Note: This is the first time I’ve written anything about me and Islam and shared it. I am hesitant to write this even now, mostly because I’m scatterbrained and a terrible writer. I linked to blog posts from others who are more knowledgeable in certain topics to keep this short. You might not know I’m Muslim. Or you might consider me too recent a convert, not informed enough. It should be obvious, but these are just my thoughts and I speak for myself. In some stricter circles, it might be considered inappropriate to do so without having some type of qualification. I don’t speak Arabic and I wasn’t raised in a Muslim household. But these are blessings and my reality. I am a Muslim by choice. I have unique perspective and a voice. As the Qur’an commands of us, we must come to know one another [49:13]. Here is a part of me.

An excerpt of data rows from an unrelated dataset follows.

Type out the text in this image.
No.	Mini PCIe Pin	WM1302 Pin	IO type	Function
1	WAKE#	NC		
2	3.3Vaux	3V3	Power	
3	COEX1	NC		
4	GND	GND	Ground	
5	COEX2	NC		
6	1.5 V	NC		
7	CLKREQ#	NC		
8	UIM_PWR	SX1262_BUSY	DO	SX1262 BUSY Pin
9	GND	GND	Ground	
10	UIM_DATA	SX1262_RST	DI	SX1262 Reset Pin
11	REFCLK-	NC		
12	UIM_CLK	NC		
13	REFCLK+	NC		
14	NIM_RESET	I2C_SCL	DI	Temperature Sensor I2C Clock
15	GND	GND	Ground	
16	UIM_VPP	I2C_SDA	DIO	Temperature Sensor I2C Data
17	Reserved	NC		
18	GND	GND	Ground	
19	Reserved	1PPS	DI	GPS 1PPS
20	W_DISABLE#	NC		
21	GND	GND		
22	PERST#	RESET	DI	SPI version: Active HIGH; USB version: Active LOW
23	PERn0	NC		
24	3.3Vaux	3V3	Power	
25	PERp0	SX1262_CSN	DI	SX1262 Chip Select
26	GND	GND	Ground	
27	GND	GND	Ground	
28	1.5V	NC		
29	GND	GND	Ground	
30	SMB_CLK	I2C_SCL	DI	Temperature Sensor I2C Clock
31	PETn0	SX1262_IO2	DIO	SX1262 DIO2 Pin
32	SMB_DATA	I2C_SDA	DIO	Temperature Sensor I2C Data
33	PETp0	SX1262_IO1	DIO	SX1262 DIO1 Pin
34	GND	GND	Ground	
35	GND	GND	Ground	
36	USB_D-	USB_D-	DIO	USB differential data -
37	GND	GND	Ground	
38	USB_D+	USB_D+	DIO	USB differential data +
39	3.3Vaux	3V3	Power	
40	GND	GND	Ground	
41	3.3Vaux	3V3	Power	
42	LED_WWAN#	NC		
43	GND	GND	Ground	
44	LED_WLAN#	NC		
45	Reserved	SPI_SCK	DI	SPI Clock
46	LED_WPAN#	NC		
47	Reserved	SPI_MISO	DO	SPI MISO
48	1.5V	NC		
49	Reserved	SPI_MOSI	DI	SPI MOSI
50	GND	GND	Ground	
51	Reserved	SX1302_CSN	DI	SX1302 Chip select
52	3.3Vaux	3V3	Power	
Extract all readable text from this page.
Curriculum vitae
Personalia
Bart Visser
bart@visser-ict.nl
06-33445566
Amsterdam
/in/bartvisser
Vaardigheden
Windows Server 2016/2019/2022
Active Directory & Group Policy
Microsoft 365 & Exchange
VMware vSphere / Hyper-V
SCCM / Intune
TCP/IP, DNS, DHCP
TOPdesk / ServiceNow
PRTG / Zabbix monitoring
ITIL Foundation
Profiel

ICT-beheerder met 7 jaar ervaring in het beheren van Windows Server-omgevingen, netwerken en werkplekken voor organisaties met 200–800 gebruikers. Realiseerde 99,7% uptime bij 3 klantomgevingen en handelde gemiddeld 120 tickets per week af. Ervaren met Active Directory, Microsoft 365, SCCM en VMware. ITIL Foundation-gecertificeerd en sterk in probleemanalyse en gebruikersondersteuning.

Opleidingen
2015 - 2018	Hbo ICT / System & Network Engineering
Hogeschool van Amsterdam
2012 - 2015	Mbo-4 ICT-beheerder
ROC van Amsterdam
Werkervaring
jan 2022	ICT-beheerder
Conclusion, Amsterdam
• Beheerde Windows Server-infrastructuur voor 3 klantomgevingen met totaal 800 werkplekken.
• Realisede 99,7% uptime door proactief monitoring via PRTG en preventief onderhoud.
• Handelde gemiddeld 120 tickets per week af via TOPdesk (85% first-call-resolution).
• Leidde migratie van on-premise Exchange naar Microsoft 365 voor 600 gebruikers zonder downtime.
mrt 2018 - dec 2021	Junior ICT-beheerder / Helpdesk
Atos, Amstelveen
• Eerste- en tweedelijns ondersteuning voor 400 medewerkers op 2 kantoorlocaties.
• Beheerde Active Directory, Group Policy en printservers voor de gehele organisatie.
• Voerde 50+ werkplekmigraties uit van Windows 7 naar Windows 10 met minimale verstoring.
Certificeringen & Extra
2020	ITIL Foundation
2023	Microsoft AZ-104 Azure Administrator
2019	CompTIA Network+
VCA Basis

Sometimes, I have the feeling I’ve lived two separate lifetimes. In some way, I have. It started when I woke up one morning after the doctors pulled a tube out of my throat in the ICU. That tube helped me breathe while my body and a drug cocktail dealt with inflamed membranes in my spine and brain, poisoned blood, and renal failure. It was a year after high school and I was hospitalized with meningococcemia. Before then, I was a very average teenager in the suburban sprawl of the San Gabriel Valley playing in a band, hanging out with friends, and going to shows. I lived in my bubble. But after that morning, something changed. I no longer desired to stay close to home and play video games on my free time. I wanted to use my brain. I needed to see and feel all life.